Kisah Dakwah Dai Muda di Kaki Bromo
Posted Date : 24-01-2019, berita ini telah dikunjungi sebanyak 265 kali.
Probolinggo (SI Online) – “Saya kan dari Pasuruan, daerah pantai yang panas. Ditempatkan di sini, di kaki Gunung Bromo, yang sangat dingin. Tiga hari pertama di sini saya tidak mandi. Kalau tidur pakai kain berlapis-lapis. Celana panjang, kaos kaki, sarung, kaos, baju hangat, selimut, dan tudung Bromo. Hari keempat bertepatan Jumat, kalau nggak mandi gimana. Akhirnya saya mandi untuk pertama kali.’’
Demikian tutur Ustaz Muhibbin (27), pengampu Rumah Qur’an Bromo, Jawa Timur, dalam dialog dengan Kafilah Daqu Post Daarul Qur’an di Probolinggo, Jawa Timur, Jumat (18/1) malam.
Ustaz Muhib alumnus Pondok Pesantren Sidogiri, Kraton, Pasuruan. Setelah lulus mondok, pada 2015 ia ditugaskan mengabdi di Rumah Qur’an Bromo yang terletak di Dusun Krajan, Desa Wonokerto, Kec Sukapura, Kab Probolinggo, Jatim.
Rumah Qur’an Bromo dibangun pada 2009 dengan swadaya masyarakat dan dukungan PPPA Daarul Qur’an. Penggeraknya adalah Sumarjono alias Jono (alm) dan Ustaz Setiyono dai setempat. Markas dakwah itu terdiri bangunan aula dan Mushola Al-Ikhlas wal Barakah.
Saat mulai mengabdi di sini, Ustaz Muhib bukan hanya kedinginan. Ia juga musti berhadapan dengan ‘’dingin’’-nya sambutan masyarakat. Maklumlah, warga muslim Dusun Krajan jadi minoritas di kawasan Suku Tengger. Mereka hidup berbatasan langsung dengan empat dusun yang penduduknya beragama Hindu.

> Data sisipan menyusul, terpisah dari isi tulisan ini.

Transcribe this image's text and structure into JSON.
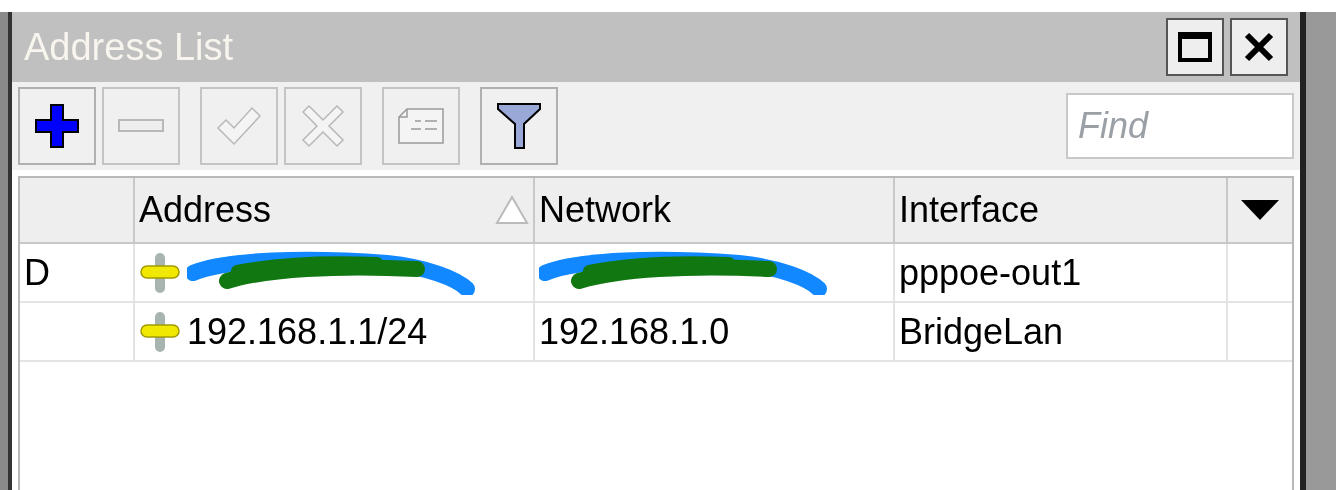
{
  "window": {
    "title": "Address List"
  },
  "toolbar": [
    {
      "kind": "add",
      "disabled": false
    },
    {
      "kind": "remove",
      "disabled": true
    },
    {
      "kind": "enable",
      "disabled": true
    },
    {
      "kind": "disable",
      "disabled": true
    },
    {
      "kind": "comment",
      "disabled": true
    },
    {
      "kind": "filter",
      "disabled": false
    }
  ],
  "search": {
    "placeholder": "Find"
  },
  "table": {
    "columns": [
      {
        "label": "Address",
        "sorted": true
      },
      {
        "label": "Network",
        "sorted": false
      },
      {
        "label": "Interface",
        "sorted": false
      }
    ],
    "rows": [
      {
        "flag": "D",
        "address": "",
        "network": "",
        "interface": "pppoe-out1",
        "redacted": true
      },
      {
        "flag": "",
        "address": "192.168.1.1/24",
        "network": "192.168.1.0",
        "interface": "BridgeLan",
        "redacted": false
      }
    ]
  }
}
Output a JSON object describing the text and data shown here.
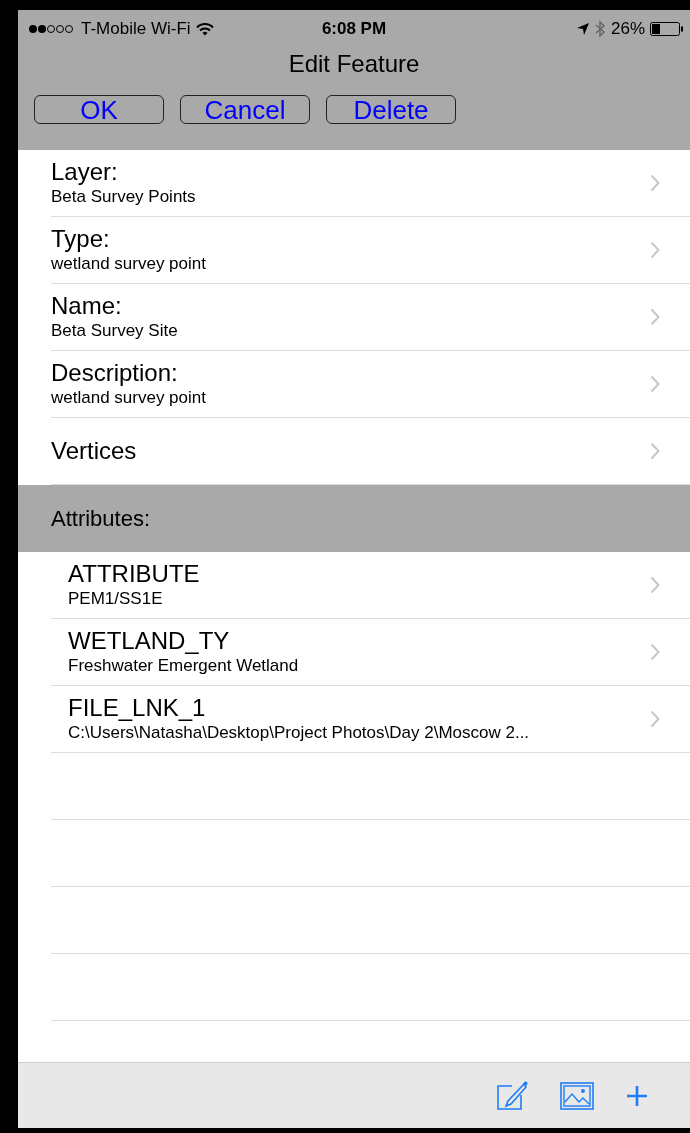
{
  "status_bar": {
    "carrier": "T-Mobile Wi-Fi",
    "time": "6:08 PM",
    "battery": "26%"
  },
  "nav": {
    "title": "Edit Feature"
  },
  "buttons": [
    "OK",
    "Cancel",
    "Delete"
  ],
  "fields": [
    {
      "label": "Layer:",
      "value": "Beta Survey Points"
    },
    {
      "label": "Type:",
      "value": "wetland survey point"
    },
    {
      "label": "Name:",
      "value": "Beta Survey Site"
    },
    {
      "label": "Description:",
      "value": "wetland survey point"
    },
    {
      "label": "Vertices"
    }
  ],
  "attributes_header": "Attributes:",
  "attributes": [
    {
      "label": "ATTRIBUTE",
      "value": "PEM1/SS1E"
    },
    {
      "label": "WETLAND_TY",
      "value": "Freshwater Emergent Wetland"
    },
    {
      "label": "FILE_LNK_1",
      "value": "C:\\Users\\Natasha\\Desktop\\Project Photos\\Day 2\\Moscow 2..."
    }
  ]
}
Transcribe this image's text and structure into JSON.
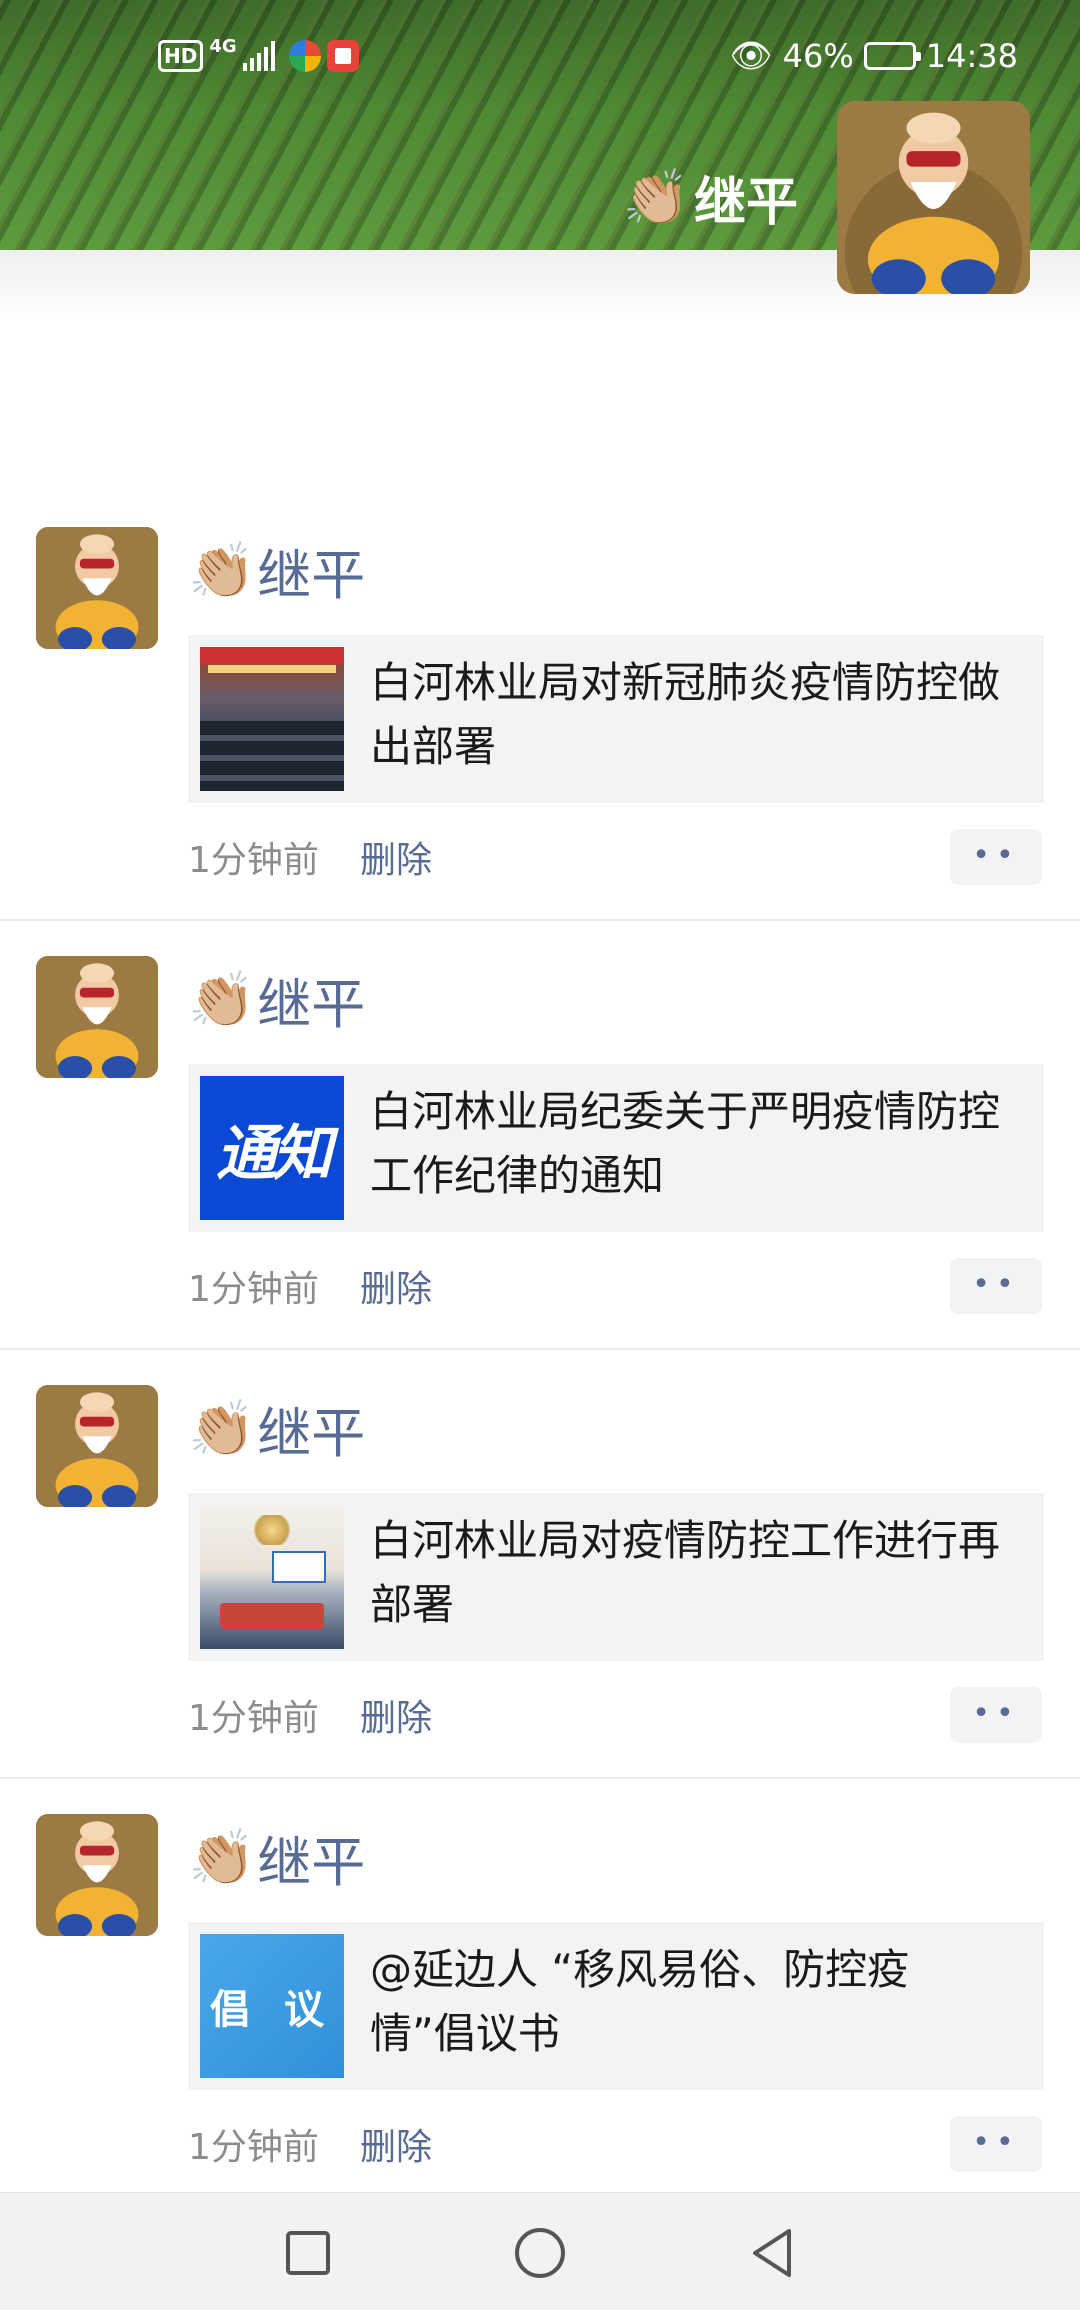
{
  "status_bar": {
    "hd_label": "HD",
    "network_label": "4G",
    "battery_percent": "46%",
    "battery_level": 0.46,
    "time": "14:38"
  },
  "profile": {
    "name": "继平",
    "name_emoji": "👏🏼"
  },
  "posts": [
    {
      "author": "继平",
      "author_emoji": "👏🏼",
      "link_title": "白河林业局对新冠肺炎疫情防控做出部署",
      "thumb_kind": "meeting-photo",
      "time": "1分钟前",
      "delete_label": "删除",
      "more_label": "••"
    },
    {
      "author": "继平",
      "author_emoji": "👏🏼",
      "link_title": "白河林业局纪委关于严明疫情防控工作纪律的通知",
      "thumb_kind": "notice-graphic",
      "thumb_text": "通知",
      "time": "1分钟前",
      "delete_label": "删除",
      "more_label": "••"
    },
    {
      "author": "继平",
      "author_emoji": "👏🏼",
      "link_title": "白河林业局对疫情防控工作进行再部署",
      "thumb_kind": "meeting-photo",
      "time": "1分钟前",
      "delete_label": "删除",
      "more_label": "••"
    },
    {
      "author": "继平",
      "author_emoji": "👏🏼",
      "link_title": "@延边人 “移风易俗、防控疫情”倡议书",
      "thumb_kind": "proposal-graphic",
      "thumb_text": "倡 议",
      "time": "1分钟前",
      "delete_label": "删除",
      "more_label": "••"
    }
  ],
  "nav": {
    "icons": [
      "recent-apps-icon",
      "home-icon",
      "back-icon"
    ]
  },
  "colors": {
    "link_blue": "#576b95",
    "card_bg": "#f3f3f5",
    "notice_blue": "#0a49d4",
    "proposal_blue": "#3a9ce2"
  }
}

Selain terpengaruh sinkretisme budaya, Krajan juga terkenal sebagai basis premanisme. Jono, perintis Rumah Qur’an Bromo, tak lain adalah salah satu ‘’peman pensiun’’ dari sini.
Mulanya, Muhib memang sempat shock. Saat ia memberi nasehat atau mengajak ibadah kepada warga yang ditemuinya di jalan, jawaban yang dia terima: ‘’Ustaz, kalau ceramah di mesjid saja!’’.
Pun dengan tingkah anak-anak setempat. Cukup jauh dari adab. Mereka berani menatap mata orang tua, bahkan memelototi dan membantahnya. Tak ada kata maaf, tolong, permisi, atau terima kasih, dalam kamus pergaulan anak-anak.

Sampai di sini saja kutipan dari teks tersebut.